In order to get a tangent plane to a function $x^2+\frac{y^2}{4}-\frac{z^2}{9}=1$
I converted this as a form of $z=+-\sqrt{\cdots}$ and got $z=z_x(x-x_0)+z_y(y-y_0)$.
It was quite cumbersome. so I instead set $x^2+\frac{y^2}{4}-\frac{z^2}{9}-1= F(x,y,z)$ $($and $=0$ I guess$)$ and found $F_x,F_y,F_z$. and got the same result $F_x(x-x_0)+F_y(y-y_0)+F_z(z-z_0)=0.$
I'm a bit confused about this process. what does $F_z$ mean? especially when $F(x,y,z)$ equals $0$?
Given a regular surface
$$ S(x,y,z) = 0 $$
Any displacement over the surface near $x_0,y_0,z_0 \in S$ can be represented as
$$ S(x_0+dx,y_0+dy,z_0+dz) = S(x_0,y_0,z_0) + S_x dx+S_y dy + S_z dz +O(dx^2+dy^2+dz^2)= S_x dx+S_y dy + S_z dz = dS = 0 $$
Now $(dx,dy,dz)$ are at the tangent plane so $\vec n = (S_x,S_y,S_z)$ the normal to the tangent plane at $(x,y,z)$
If $\vec n = 0$ at $(x_0,y_0,z_0)$ then the surface as such, degenerates at this point.

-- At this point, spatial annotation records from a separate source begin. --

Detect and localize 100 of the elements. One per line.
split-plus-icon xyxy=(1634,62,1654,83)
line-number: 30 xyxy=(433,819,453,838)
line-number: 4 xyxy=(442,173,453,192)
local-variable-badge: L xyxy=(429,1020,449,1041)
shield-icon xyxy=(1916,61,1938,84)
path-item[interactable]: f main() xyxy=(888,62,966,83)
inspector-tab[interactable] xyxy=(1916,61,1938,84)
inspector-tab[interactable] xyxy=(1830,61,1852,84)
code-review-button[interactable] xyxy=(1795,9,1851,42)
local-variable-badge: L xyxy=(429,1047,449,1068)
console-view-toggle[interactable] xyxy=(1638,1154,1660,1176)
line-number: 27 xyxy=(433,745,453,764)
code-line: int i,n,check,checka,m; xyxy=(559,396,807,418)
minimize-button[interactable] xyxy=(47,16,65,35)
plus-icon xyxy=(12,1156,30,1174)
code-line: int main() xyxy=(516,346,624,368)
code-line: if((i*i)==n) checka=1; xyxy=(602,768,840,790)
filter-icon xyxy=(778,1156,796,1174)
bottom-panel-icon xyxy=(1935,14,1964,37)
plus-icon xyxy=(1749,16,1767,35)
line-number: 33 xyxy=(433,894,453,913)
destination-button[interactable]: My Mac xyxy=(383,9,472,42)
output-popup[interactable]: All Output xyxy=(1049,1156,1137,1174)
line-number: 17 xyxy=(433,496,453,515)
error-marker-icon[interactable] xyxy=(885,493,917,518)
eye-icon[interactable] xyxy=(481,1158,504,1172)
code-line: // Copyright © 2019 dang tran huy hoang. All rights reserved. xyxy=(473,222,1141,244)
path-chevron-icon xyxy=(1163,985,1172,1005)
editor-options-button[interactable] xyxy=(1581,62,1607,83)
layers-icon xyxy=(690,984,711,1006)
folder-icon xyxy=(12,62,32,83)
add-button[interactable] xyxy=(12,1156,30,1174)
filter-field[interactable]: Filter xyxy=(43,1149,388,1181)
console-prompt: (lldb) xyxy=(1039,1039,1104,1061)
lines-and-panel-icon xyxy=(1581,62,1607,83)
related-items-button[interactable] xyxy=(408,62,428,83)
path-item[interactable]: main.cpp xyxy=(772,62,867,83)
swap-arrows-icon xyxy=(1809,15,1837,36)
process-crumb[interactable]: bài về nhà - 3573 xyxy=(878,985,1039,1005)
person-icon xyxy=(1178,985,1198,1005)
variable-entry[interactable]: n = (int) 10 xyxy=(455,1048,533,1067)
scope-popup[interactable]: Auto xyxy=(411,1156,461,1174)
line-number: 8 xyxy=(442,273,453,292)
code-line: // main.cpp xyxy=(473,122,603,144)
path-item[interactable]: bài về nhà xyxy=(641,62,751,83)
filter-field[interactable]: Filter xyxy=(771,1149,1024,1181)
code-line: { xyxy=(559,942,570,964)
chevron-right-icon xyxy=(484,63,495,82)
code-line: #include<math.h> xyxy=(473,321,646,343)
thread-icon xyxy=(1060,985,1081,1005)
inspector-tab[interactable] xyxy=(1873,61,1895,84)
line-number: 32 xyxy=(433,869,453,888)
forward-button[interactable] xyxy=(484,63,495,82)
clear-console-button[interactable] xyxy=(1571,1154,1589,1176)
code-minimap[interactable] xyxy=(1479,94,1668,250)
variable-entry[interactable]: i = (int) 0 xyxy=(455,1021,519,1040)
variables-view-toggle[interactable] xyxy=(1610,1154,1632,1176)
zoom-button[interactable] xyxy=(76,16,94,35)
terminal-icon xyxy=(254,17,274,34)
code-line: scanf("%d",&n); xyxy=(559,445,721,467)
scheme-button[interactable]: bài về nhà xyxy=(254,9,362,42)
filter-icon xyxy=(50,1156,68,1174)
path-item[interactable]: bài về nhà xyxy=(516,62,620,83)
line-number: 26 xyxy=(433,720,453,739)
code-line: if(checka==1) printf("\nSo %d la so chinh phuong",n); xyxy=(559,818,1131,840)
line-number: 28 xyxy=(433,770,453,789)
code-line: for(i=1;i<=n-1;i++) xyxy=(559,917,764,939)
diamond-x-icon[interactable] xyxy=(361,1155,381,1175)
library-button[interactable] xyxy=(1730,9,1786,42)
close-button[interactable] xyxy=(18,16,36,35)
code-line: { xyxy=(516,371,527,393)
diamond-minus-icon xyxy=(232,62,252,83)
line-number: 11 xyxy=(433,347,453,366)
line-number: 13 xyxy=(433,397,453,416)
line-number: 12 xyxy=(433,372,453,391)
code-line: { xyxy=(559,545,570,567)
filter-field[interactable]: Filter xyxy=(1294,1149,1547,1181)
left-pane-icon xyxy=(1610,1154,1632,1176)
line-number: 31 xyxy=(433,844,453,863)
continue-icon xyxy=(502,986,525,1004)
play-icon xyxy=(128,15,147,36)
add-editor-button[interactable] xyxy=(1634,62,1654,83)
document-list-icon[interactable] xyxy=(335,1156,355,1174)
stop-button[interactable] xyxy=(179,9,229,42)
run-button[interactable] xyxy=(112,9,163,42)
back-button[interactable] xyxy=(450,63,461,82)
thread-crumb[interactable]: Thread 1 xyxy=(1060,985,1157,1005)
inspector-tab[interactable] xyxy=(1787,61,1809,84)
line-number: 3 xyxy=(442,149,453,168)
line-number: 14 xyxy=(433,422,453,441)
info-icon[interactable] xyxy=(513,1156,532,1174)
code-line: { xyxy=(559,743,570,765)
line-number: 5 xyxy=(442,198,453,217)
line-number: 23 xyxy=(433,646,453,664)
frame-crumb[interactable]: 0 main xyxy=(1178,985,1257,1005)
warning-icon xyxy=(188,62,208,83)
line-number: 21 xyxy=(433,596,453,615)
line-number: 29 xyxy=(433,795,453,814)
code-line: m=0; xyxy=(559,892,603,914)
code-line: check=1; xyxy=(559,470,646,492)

So an easy way to build a tangent plane $\Pi$ at $(x_0,y_0,z_0)$ pertaining to a given regular surface $S(x,y,z)=0$ is
$$ \Pi\to (x-x_0)S_x^0+(y-y_0)S_y ^0+(z-z_0)S_z^0 = 0 $$
where
$$ (S_x^0,S_y^0,S_z^0) = \nabla S \;\;\mbox{at}\;\;(x_0,y_0,z_0) $$